I put coffee grounds, tea bags, bread eggs shells. Some people put their shredded papers in.
I have a compost pile and a compost bin. The bin gets more food items (anything thats rotten out of my garden or falls and smashed, fruit peels, scraps from vegetables, coffee grounds, ect) they both get pine needles, leaves, grass clippings, ect.
Thanks.

Now I need to get started. Granted, it's cold here and the ground is currently frozen but if we have a few nice days it would be nice to go work the ground where the garden will be later this year.
I'm going to be working on mine today, raking the yard and tossing everything into the compost pile.

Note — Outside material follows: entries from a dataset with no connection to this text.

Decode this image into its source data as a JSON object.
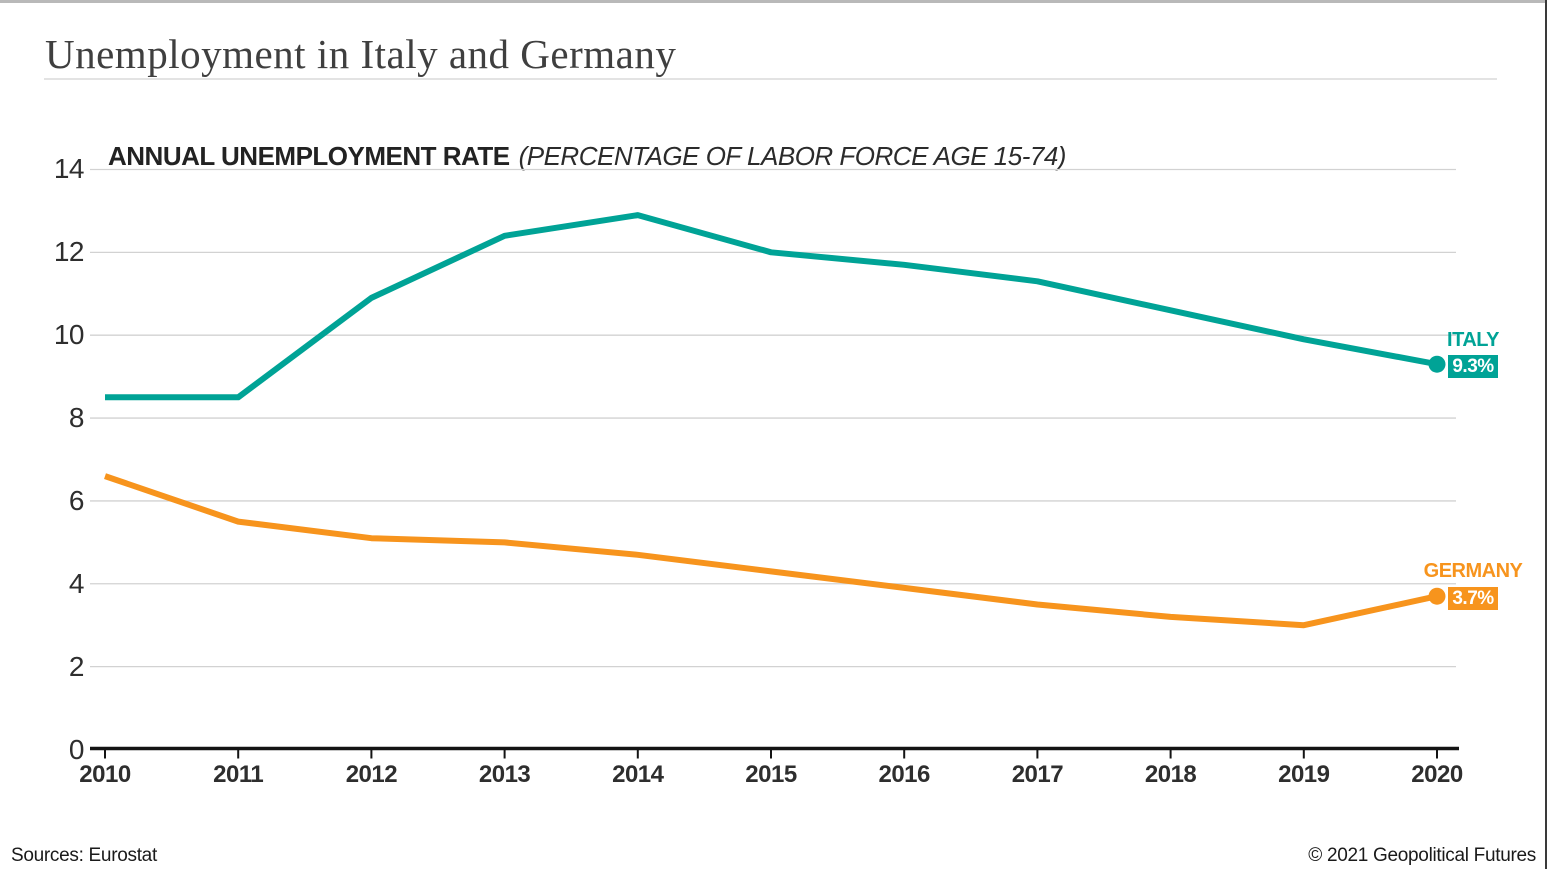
{
  "page": {
    "title": "Unemployment in Italy and Germany",
    "subtitle_bold": "ANNUAL UNEMPLOYMENT RATE",
    "subtitle_note": "(PERCENTAGE OF LABOR FORCE AGE 15-74)",
    "source": "Sources: Eurostat",
    "copyright": "© 2021 Geopolitical Futures"
  },
  "chart_data": {
    "type": "line",
    "title": "ANNUAL UNEMPLOYMENT RATE (PERCENTAGE OF LABOR FORCE AGE 15-74)",
    "x": [
      "2010",
      "2011",
      "2012",
      "2013",
      "2014",
      "2015",
      "2016",
      "2017",
      "2018",
      "2019",
      "2020"
    ],
    "series": [
      {
        "name": "ITALY",
        "color": "#00a396",
        "values": [
          8.5,
          8.5,
          10.9,
          12.4,
          12.9,
          12.0,
          11.7,
          11.3,
          10.6,
          9.9,
          9.3
        ],
        "end_label": "ITALY",
        "end_badge": "9.3%"
      },
      {
        "name": "GERMANY",
        "color": "#f7941d",
        "values": [
          6.6,
          5.5,
          5.1,
          5.0,
          4.7,
          4.3,
          3.9,
          3.5,
          3.2,
          3.0,
          3.7
        ],
        "end_label": "GERMANY",
        "end_badge": "3.7%"
      }
    ],
    "ylim": [
      0,
      14
    ],
    "ytick_step": 2,
    "yticks": [
      0,
      2,
      4,
      6,
      8,
      10,
      12,
      14
    ],
    "grid": true,
    "legend_position": "line-end-right",
    "grid_color": "#d2d2d2",
    "axis_color": "#141414"
  }
}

It's actually like 70 F here!
We have a compost pile and put pretty much the same things the posters have mentioned - all fruit and veggie scraps, coffee grounds, plant leaves/trimmings, and egg shells (the rest of my family eats them). We don't usually put things like beans, pasta, bread, etc. just because I am afraid it is going to smell too much.
Ok, thank you for the input.
I've been told that cooked food attracts rats - so we put chicken wire on the floor and put the compost bins on top of that. I put in pretty much everything thats 'fresh'. Cooked potatoes go in (skins etc), toast does as well. I do put brown cardboard in after I found that straight grass clippings go slimy without the extra carbon.

Daily diggings made a enormous difference - the temperature of the compost got really quite hot and stuff broke down very fast indeed. This was the summer though.

Weirdest thing I've found to go in was Quality Street wrappers - the box pronounces them as compostable - not the foil bit - but it was nice to see information like this on the side of a packet.
We also have a compost pile. We usually just put in fruit and veggie scraps and bread. Also grass clippings and egg shells when we used to eat eggs.
Hair can be composted as well - though in springtime I leave it in the garden so the birds can use it as nesting material.
I think I'm going to have to calm down with the hair thing though. I'm a hairdresser and half my bin seems to be hair at the moment.